In dealing with art, be it through auction houses, galleries or collectors, it is inevitable that works of art will be photographed. Irrespective of whether such a photograph is taken for documentation, publication or other purposes, one should be aware of some basic legal contexts so that there are no discrepancies in the use of the illustrations or, in the worst case, legal disputes. Attorney Dr. Felix Michl from Heidelberg summarizes the legal situation. He recommends that you read the relevant paragraphs of the Copyright Act (UrhG).
The aim of the Copyright Act is to assign to the author (i.e. the creator of a copyright work; § 7 UrhG) the proceeds from all uses of his work (§ 11 sentence 2 UrhG).
In order to make this possible, copyright law distinguishes between the concrete workpieces in our physical world and the immaterial work behind them. The connecting factor for copyright is always the immaterial work (§ 2 UrhG), i.e. the intellectual creation of the author, which can then be physically reflected in various workpieces. The distinction becomes clear when one imagines, for example, that the original of an oil painting (which in turn is only a workpiece) is destroyed. Copyright remains completely unaffected by the destruction of the original because it is linked to the immaterial “idea of the work”. In simple terms, the immaterial work can also be imagined as a blueprint floating above everything, from which the physical workpieces are derived.
Copyright protection therefore means that in the example of an oil painting not only an exact copy of the “original” interferes with the copyright of the original creator, but also all other embodiments of the same immaterial work. These can be, for example, simple reproductions on postcards, elaborate art prints, but also clearly altered forms of the work such as the transfer into an etching (so-called “adaptations”, § 3 UrhG). Even the mere photographing of one of these embodiments of a work (and thus the creation of another “copy” in the form of a negative or a digital file) constitutes an encroachment on the right of reproduction (§ 16 UrhG), which is exclusively due to the author.
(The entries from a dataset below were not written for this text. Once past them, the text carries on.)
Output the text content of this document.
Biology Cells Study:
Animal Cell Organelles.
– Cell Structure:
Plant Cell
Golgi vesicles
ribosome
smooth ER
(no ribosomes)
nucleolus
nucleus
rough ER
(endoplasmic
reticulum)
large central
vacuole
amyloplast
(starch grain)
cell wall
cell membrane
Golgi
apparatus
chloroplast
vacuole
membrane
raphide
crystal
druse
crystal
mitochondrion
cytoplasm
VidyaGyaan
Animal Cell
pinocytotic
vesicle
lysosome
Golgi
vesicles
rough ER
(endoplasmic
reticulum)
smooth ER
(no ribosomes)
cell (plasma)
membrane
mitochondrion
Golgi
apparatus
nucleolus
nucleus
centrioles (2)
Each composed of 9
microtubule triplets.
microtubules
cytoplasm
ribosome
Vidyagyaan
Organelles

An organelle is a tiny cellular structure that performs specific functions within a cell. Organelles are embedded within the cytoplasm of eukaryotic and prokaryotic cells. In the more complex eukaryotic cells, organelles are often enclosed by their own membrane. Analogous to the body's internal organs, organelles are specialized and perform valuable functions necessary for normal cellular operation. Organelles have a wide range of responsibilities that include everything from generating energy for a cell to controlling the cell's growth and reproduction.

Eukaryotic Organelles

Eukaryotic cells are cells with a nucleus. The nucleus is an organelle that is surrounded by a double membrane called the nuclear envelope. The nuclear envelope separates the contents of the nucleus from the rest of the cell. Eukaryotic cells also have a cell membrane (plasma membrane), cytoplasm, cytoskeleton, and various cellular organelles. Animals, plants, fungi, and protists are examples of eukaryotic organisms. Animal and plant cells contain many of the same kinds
In practice, this also means that the ownership situation and the copyright situation with regard to a work of art often have little to do with each other. In particular, the owner of a copyrighted work of art does not automatically also have the right to photograph this work of art and to use this photograph e.g. on the Internet. The ownership position of the work of art gives the owner the right to dispose of the concrete, physical work, i.e. he determines, for example, whether it is exhibited. However, the owner has no right to dispose of the immaterial work embodied in the subject matter and protected by copyright as long as he has not been granted such a right by contract (Section 44 (1) UrhG). Photographing would create a further “reproduction” of the immaterial work from the point of view of copyright law. However, since the production of such reproductions is exclusively reserved to the author himself (Section 16 UrhG), third parties – including the owner of the work of art – may only reproduce the work if the author has permitted them to do so. In copyright law, this is referred to as the granting of a right of use (Section 31 (1) UrhG). Rights of use may be granted informally or even orally. For reasons of proof, however, the parties should always insist on a written agreement.
Irrespective of the granting of rights of use, there are also the so-called “copyright barriers”. These are special regulations which allow certain uses of a copyright-protected work partly free of charge and partly against lump-sum remuneration (Sections 44a-63a UrhG). However, as exceptions to the principle that all uses are actually reserved for the author only, these exceptions have very narrow areas of application.
Particularly interesting for museums and the art trade is the limitation provision of § 53 UrhG, which allows the free use of works within narrow limits in the context of the advertising of events (often referred to as “catalogue picture freedom”). Since, however, the limits to a fee-paying use can quickly be exceeded here, it should be carefully examined in each individual case whether the conditions of the limitation provision of § 53 UrhG are actually complied with.
From the point of view of copyright law, it is completely unobjectionable to photograph a work of art only when the copyright to the work has expired 70 years after the death of the author (§§ 64, 69 UrhG). In this case, however, it must still be taken into account that the owner of the work of art (e.g. a museum) may have issued a prohibition on taking photographs, the violation of which may result in contractual claims.
Particularly from the point of view of intermediaries such as galleries, it should also be noted that the production of a reproduction photograph of a work of art creates a new work protected by copyright either in the form of a so-called “photograph” (Section 72 UrhG) or in the form of a “photographic work” (Section 2 (1) no. 5 UrhG), to which the photographer in turn holds rights. Here again, it applies that a third party may only dispose of this copyright work if the author has granted him the corresponding rights of use. In the case of reproduction photography of a work which is still protected by copyright, the user of this photograph must therefore obtain the corresponding rights of use from two authors: once from the author of the work depicted and once from the author of the photograph. Especially when commissioning external photographers, it is therefore advisable to have the required rights of use granted directly by contract in order to avoid later differences of opinion with regard to their scope.